Thursday March 08, 2007

The public can visit www.metro.net/lacemetery to view and possibly identify next-of-kin through images of discovered artifacts
Chinese version (PDF)

The Los Angeles County Metropolitan Transportation Authority (Metro) is seeking the public’s help to identify possible next-of-kin for deceased that have been identified through grave markers and headstones unearthed during construction of the Metro Gold Line Eastside Extension.

Human skeletal remains and artifacts dating from the late 1800’s to early 1900’s were discovered in June 2005 as construction crews began work to widen 1st Street adjacent to the Los Angeles County Crematorium in Boyle Heights. Construction was halted immediately and declared an archeological zone. Metro consulted with the project’s archeologist to ensure the proper removal and handling of the discoveries.

While most of the discoveries could not be identified, several grave markers and headstones have been unearthed where identification of the deceased has been possible.
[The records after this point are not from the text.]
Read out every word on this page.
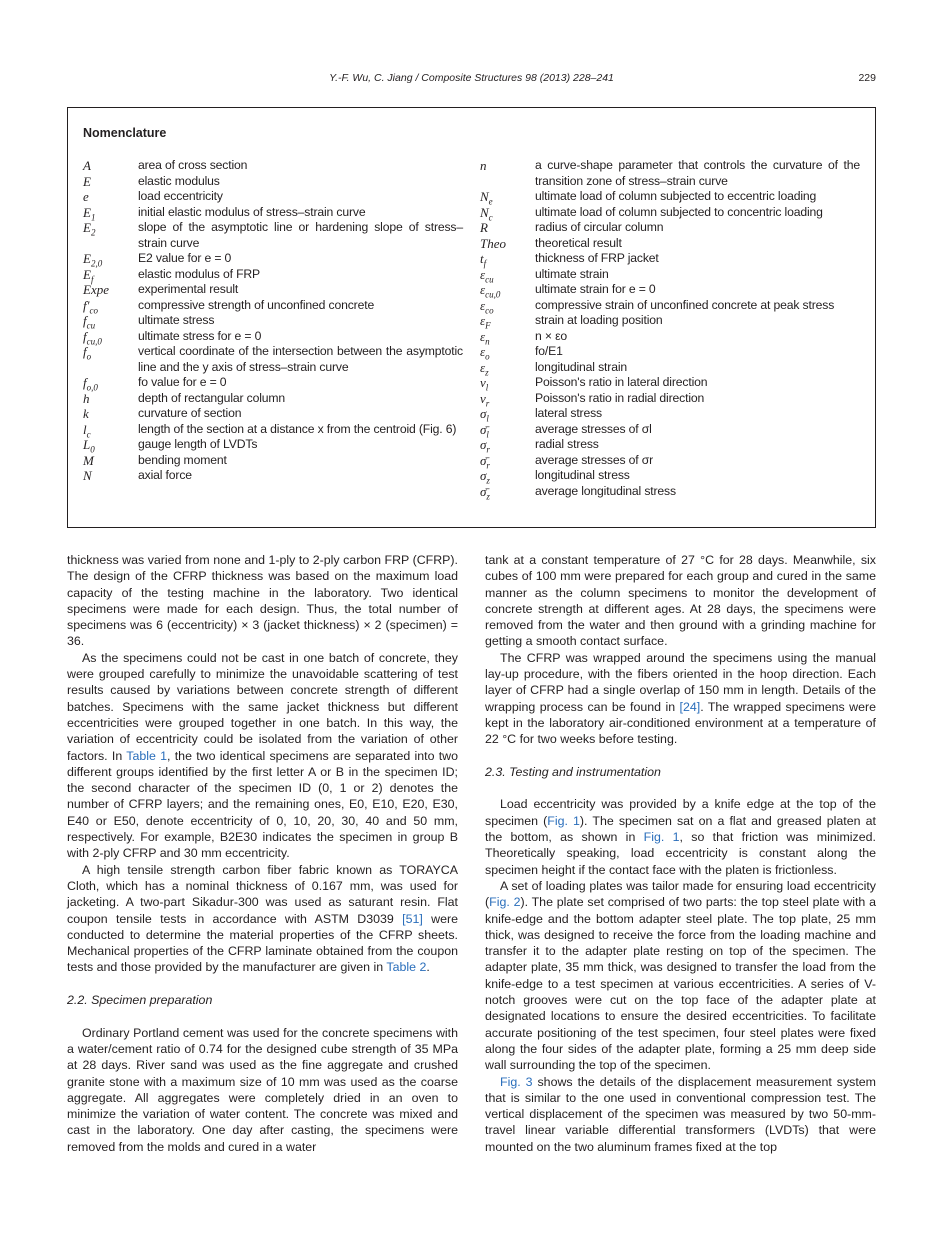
Y.-F. Wu, C. Jiang / Composite Structures 98 (2013) 228–241	229
Nomenclature
A	area of cross section
E	elastic modulus
e	load eccentricity
$E_1$	initial elastic modulus of stress–strain curve
$E_2$	slope of the asymptotic line or hardening slope of stress–strain curve
$E_{2,0}$	E2 value for e = 0
$E_f$	elastic modulus of FRP
Expe	experimental result
$f'_{co}$	compressive strength of unconfined concrete
$f_{cu}$	ultimate stress
$f_{cu,0}$	ultimate stress for e = 0
$f_o$	vertical coordinate of the intersection between the asymptotic line and the y axis of stress–strain curve
$f_{o,0}$	fo value for e = 0
h	depth of rectangular column
k	curvature of section
$l_c$	length of the section at a distance x from the centroid (Fig. 6)
$L_0$	gauge length of LVDTs
M	bending moment
N	axial force
n	a curve-shape parameter that controls the curvature of the transition zone of stress–strain curve
$N_e$	ultimate load of column subjected to eccentric loading
$N_c$	ultimate load of column subjected to concentric loading
R	radius of circular column
Theo	theoretical result
$t_f$	thickness of FRP jacket
$\varepsilon_{cu}$	ultimate strain
$\varepsilon_{cu,0}$	ultimate strain for e = 0
$\varepsilon_{co}$	compressive strain of unconfined concrete at peak stress
$\varepsilon_F$	strain at loading position
$\varepsilon_n$	n × εo
$\varepsilon_o$	fo/E1
$\varepsilon_z$	longitudinal strain
$\nu_l$	Poisson's ratio in lateral direction
$\nu_r$	Poisson's ratio in radial direction
$\sigma_l$	lateral stress
$\sigmā_l$	average stresses of σl
$\sigma_r$	radial stress
$\sigmā_r$	average stresses of σr
$\sigma_z$	longitudinal stress
$\sigmā_z$	average longitudinal stress

thickness was varied from none and 1-ply to 2-ply carbon FRP (CFRP). The design of the CFRP thickness was based on the maximum load capacity of the testing machine in the laboratory. Two identical specimens were made for each design. Thus, the total number of specimens was 6 (eccentricity) × 3 (jacket thickness) × 2 (specimen) = 36.

As the specimens could not be cast in one batch of concrete, they were grouped carefully to minimize the unavoidable scattering of test results caused by variations between concrete strength of different batches. Specimens with the same jacket thickness but different eccentricities were grouped together in one batch. In this way, the variation of eccentricity could be isolated from the variation of other factors. In Table 1, the two identical specimens are separated into two different groups identified by the first letter A or B in the specimen ID; the second character of the specimen ID (0, 1 or 2) denotes the number of CFRP layers; and the remaining ones, E0, E10, E20, E30, E40 or E50, denote eccentricity of 0, 10, 20, 30, 40 and 50 mm, respectively. For example, B2E30 indicates the specimen in group B with 2-ply CFRP and 30 mm eccentricity.

A high tensile strength carbon fiber fabric known as TORAYCA Cloth, which has a nominal thickness of 0.167 mm, was used for jacketing. A two-part Sikadur-300 was used as saturant resin. Flat coupon tensile tests in accordance with ASTM D3039 [51] were conducted to determine the material properties of the CFRP sheets. Mechanical properties of the CFRP laminate obtained from the coupon tests and those provided by the manufacturer are given in Table 2.

2.2. Specimen preparation

Ordinary Portland cement was used for the concrete specimens with a water/cement ratio of 0.74 for the designed cube strength of 35 MPa at 28 days. River sand was used as the fine aggregate and crushed granite stone with a maximum size of 10 mm was used as the coarse aggregate. All aggregates were completely dried in an oven to minimize the variation of water content. The concrete was mixed and cast in the laboratory. One day after casting, the specimens were removed from the molds and cured in a water

tank at a constant temperature of 27 °C for 28 days. Meanwhile, six cubes of 100 mm were prepared for each group and cured in the same manner as the column specimens to monitor the development of concrete strength at different ages. At 28 days, the specimens were removed from the water and then ground with a grinding machine for getting a smooth contact surface.

The CFRP was wrapped around the specimens using the manual lay-up procedure, with the fibers oriented in the hoop direction. Each layer of CFRP had a single overlap of 150 mm in length. Details of the wrapping process can be found in [24]. The wrapped specimens were kept in the laboratory air-conditioned environment at a temperature of 22 °C for two weeks before testing.

2.3. Testing and instrumentation

Load eccentricity was provided by a knife edge at the top of the specimen (Fig. 1). The specimen sat on a flat and greased platen at the bottom, as shown in Fig. 1, so that friction was minimized. Theoretically speaking, load eccentricity is constant along the specimen height if the contact face with the platen is frictionless.

A set of loading plates was tailor made for ensuring load eccentricity (Fig. 2). The plate set comprised of two parts: the top steel plate with a knife-edge and the bottom adapter steel plate. The top plate, 25 mm thick, was designed to receive the force from the loading machine and transfer it to the adapter plate resting on top of the specimen. The adapter plate, 35 mm thick, was designed to transfer the load from the knife-edge to a test specimen at various eccentricities. A series of V-notch grooves were cut on the top face of the adapter plate at designated locations to ensure the desired eccentricities. To facilitate accurate positioning of the test specimen, four steel plates were fixed along the four sides of the adapter plate, forming a 25 mm deep side wall surrounding the top of the specimen.

Fig. 3 shows the details of the displacement measurement system that is similar to the one used in conventional compression test. The vertical displacement of the specimen was measured by two 50-mm-travel linear variable differential transformers (LVDTs) that were mounted on the two aluminum frames fixed at the top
Working with the Review Advisory Committee, a citizen’s group that advises Metro on the light rail project, Metro formed an Ad-Hoc Sub Committee whose goals are to make recommendations for re-interment, ceremony and memorial. Part of the committee’s efforts has also been to help identify possible next-of-kin. A list of names of identified headstones and grave markers is available on the Metro web site at www.metro.net/lacemetery. The public is encouraged to come forward if they are next-of-kin and to submit information online that they think would help determine the ancestral history of the Historic Los Angeles Cemtery next to Evergreen Cemetery in Boyle Heights.

Metro plans to re-inter all of the discoveries and present the community with a a fitting ceremony and memorial. The re-interment site and date are to be announced later.

Construction of the six-mile extension of the Metro Gold Line from Union Station in downtown Los Angeles to East Los Angeles began in 2004 and is set for completion in 2009.